GraphRCG: Self-Conditioned Graph Generation
Song Wang, Zhen Tan, Xinyu Zhao, Tianlong Chen, Huan Liu, Jundong Li
TL;DR
GraphRCG addresses the challenge of generating graphs that faithfully reflect training distributions by explicitly modeling the distribution through a Representation Diffusion Model that maps graphs to low-dimensional representations. It then uses bootstrapped, denoised representations to progressively guide graph generation in a step-wise, self-conditioned manner via a graph transformer, enabling high-fidelity graphs across both generic and molecular domains. The framework demonstrates superior performance over state-of-the-art baselines on diverse metrics, including structural distributional metrics and molecular validity, and supports representation interpolation to reveal a coherent distribution space. This self-conditioned approach offers a principled, distributed conditioning mechanism for graph generation with connections to diffusion and attention-based architectures, potentially enabling robust conditional graph generation in chemistry and networked systems.
Abstract
Graph generation generally aims to create new graphs that closely align with a specific graph distribution. Existing works often implicitly capture this distribution through the optimization of generators, potentially overlooking the intricacies of the distribution itself. Furthermore, these approaches generally neglect the insights offered by the learned distribution for graph generation. In contrast, in this work, we propose a novel self-conditioned graph generation framework designed to explicitly model graph distributions and employ these distributions to guide the generation process.
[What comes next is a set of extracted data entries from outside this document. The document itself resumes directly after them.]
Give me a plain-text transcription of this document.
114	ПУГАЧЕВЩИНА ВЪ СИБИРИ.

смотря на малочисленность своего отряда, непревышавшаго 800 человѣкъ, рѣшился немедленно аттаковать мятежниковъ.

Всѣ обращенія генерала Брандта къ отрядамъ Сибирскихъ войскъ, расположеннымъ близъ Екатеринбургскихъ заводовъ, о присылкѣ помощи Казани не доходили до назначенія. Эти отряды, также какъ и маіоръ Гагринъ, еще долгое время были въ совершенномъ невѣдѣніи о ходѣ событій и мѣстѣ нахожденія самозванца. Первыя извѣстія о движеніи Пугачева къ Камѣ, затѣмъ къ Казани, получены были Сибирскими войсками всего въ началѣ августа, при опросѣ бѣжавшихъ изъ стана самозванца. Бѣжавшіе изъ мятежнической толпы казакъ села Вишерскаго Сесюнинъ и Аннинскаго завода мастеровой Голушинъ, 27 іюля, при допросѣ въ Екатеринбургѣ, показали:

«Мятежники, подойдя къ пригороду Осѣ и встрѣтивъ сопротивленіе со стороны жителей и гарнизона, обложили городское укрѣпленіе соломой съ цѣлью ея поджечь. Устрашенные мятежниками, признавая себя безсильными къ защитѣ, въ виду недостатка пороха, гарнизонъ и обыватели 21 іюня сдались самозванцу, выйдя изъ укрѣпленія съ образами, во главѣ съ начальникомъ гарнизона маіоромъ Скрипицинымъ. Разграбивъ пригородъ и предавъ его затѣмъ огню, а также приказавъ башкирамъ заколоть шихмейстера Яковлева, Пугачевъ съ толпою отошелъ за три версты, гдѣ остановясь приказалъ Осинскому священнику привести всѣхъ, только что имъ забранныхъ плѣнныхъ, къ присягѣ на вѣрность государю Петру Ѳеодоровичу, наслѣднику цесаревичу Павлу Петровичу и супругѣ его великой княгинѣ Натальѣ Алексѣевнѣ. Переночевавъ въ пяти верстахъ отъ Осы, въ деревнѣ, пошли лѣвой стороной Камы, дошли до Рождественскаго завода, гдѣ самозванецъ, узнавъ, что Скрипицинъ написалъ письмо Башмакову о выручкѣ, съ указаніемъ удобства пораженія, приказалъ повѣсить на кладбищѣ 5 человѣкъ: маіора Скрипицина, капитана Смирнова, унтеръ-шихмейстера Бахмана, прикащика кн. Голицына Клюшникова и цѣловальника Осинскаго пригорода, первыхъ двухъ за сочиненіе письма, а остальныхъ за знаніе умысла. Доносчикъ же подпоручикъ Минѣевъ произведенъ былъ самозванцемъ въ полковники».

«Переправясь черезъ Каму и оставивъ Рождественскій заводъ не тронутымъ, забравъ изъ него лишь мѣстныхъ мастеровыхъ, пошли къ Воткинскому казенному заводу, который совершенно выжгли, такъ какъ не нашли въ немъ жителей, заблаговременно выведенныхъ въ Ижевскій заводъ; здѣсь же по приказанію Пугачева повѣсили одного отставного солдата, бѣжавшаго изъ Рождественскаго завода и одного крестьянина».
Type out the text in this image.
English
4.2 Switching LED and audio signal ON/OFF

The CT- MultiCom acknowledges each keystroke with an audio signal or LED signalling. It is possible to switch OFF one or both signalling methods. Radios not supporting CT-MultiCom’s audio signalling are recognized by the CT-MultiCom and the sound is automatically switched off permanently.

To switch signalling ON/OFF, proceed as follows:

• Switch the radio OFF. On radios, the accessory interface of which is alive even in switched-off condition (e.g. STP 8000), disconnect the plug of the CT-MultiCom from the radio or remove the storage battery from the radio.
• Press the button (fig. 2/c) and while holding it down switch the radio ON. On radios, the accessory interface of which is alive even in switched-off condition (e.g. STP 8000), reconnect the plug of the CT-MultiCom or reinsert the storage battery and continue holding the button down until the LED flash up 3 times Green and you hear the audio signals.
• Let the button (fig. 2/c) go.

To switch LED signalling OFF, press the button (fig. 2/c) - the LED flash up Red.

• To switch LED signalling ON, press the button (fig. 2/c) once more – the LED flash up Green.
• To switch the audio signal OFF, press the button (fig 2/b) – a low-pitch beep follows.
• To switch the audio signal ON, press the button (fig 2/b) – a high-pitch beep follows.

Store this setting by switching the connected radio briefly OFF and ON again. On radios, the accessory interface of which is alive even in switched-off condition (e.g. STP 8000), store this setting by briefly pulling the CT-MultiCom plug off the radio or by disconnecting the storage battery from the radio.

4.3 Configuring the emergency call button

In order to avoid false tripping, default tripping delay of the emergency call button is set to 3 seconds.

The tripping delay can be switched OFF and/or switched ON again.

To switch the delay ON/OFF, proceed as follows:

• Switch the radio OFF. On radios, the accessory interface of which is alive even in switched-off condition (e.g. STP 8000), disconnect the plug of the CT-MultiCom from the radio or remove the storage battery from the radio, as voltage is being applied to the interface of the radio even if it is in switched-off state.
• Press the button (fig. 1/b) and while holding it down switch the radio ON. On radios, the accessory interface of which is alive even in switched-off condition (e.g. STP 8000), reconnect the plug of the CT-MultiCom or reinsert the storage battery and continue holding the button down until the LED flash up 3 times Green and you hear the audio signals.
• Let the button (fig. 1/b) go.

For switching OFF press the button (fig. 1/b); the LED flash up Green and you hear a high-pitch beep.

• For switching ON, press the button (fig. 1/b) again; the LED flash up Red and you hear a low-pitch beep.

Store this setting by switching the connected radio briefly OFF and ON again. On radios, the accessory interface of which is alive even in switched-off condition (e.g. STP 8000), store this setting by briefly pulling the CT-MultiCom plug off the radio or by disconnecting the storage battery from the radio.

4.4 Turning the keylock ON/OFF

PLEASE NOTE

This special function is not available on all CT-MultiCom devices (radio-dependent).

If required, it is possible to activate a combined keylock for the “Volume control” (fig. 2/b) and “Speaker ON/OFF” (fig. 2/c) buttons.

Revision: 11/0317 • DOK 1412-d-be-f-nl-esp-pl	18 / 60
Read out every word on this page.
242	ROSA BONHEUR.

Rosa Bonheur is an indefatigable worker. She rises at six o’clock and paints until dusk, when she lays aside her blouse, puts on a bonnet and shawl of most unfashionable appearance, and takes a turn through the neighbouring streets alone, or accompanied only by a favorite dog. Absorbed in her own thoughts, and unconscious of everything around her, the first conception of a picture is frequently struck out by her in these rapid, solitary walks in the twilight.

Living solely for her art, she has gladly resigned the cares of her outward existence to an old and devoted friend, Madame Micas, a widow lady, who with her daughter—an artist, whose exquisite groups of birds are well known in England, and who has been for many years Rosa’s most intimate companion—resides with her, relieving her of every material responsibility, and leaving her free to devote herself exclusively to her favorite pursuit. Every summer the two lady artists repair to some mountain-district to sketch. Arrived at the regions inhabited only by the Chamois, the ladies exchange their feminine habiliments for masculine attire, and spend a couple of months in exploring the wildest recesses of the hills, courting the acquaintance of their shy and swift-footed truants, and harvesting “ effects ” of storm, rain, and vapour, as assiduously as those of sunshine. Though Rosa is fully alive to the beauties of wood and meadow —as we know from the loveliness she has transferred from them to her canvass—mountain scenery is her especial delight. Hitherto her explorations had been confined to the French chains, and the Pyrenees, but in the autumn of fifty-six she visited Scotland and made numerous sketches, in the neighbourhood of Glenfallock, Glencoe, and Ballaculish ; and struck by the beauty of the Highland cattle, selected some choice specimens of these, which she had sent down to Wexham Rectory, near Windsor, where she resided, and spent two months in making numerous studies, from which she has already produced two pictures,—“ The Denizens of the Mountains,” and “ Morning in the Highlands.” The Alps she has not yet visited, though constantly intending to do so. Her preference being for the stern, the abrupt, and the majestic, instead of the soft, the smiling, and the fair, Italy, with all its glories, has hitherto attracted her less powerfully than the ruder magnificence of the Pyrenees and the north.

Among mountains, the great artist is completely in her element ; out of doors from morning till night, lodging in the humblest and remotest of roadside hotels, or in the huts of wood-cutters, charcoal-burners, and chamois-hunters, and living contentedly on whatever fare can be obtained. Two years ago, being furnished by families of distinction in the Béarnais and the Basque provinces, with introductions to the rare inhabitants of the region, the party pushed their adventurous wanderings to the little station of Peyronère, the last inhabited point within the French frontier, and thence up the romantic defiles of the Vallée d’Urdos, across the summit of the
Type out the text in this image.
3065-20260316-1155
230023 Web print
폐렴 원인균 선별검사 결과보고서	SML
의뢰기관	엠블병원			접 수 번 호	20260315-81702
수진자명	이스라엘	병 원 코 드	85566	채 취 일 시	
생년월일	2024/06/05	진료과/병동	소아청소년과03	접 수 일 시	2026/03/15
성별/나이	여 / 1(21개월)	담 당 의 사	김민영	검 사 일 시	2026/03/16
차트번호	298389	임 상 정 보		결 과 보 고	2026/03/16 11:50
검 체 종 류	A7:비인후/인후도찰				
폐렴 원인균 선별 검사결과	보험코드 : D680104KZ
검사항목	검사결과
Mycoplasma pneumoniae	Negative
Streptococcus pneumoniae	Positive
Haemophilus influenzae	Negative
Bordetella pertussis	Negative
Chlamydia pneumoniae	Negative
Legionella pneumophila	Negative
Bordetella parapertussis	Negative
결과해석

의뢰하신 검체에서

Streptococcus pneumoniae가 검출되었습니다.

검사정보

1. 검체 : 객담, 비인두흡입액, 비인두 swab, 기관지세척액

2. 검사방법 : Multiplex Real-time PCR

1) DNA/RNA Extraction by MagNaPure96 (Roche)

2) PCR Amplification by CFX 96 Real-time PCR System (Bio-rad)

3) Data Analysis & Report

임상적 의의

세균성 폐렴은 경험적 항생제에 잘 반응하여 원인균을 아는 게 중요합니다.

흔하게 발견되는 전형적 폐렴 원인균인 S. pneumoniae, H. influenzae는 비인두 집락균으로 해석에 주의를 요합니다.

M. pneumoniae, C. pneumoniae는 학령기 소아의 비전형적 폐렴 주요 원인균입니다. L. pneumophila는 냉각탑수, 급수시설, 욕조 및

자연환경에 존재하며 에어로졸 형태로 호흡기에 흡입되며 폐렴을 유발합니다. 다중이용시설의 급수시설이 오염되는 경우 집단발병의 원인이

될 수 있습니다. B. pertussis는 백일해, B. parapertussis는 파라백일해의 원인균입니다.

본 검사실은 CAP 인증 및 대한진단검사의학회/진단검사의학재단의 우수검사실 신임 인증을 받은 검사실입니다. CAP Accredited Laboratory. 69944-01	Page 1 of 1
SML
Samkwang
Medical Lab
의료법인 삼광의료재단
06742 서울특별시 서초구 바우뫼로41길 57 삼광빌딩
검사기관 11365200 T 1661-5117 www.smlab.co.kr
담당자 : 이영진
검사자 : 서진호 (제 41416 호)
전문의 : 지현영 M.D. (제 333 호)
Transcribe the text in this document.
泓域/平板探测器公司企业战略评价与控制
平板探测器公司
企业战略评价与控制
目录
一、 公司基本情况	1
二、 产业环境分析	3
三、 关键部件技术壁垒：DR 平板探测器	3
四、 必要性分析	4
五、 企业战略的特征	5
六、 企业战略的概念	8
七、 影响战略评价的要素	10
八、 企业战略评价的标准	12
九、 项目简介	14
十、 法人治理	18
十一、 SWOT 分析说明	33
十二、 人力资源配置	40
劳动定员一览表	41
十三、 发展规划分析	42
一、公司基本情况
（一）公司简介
We first perform self-conditioned modeling to capture the graph distributions by transforming each graph sample into a low-dimensional representation and optimizing a representation generator to create new representations reflective of the learned distribution. Subsequently, we leverage these bootstrapped representations as self-conditioned guidance for the generation process, thereby facilitating the generation of graphs that more accurately reflect the learned distributions. We conduct extensive experiments on generic and molecular graph datasets across various fields. Our framework demonstrates superior performance over existing state-of-the-art graph generation methods in terms of graph quality and fidelity to training data.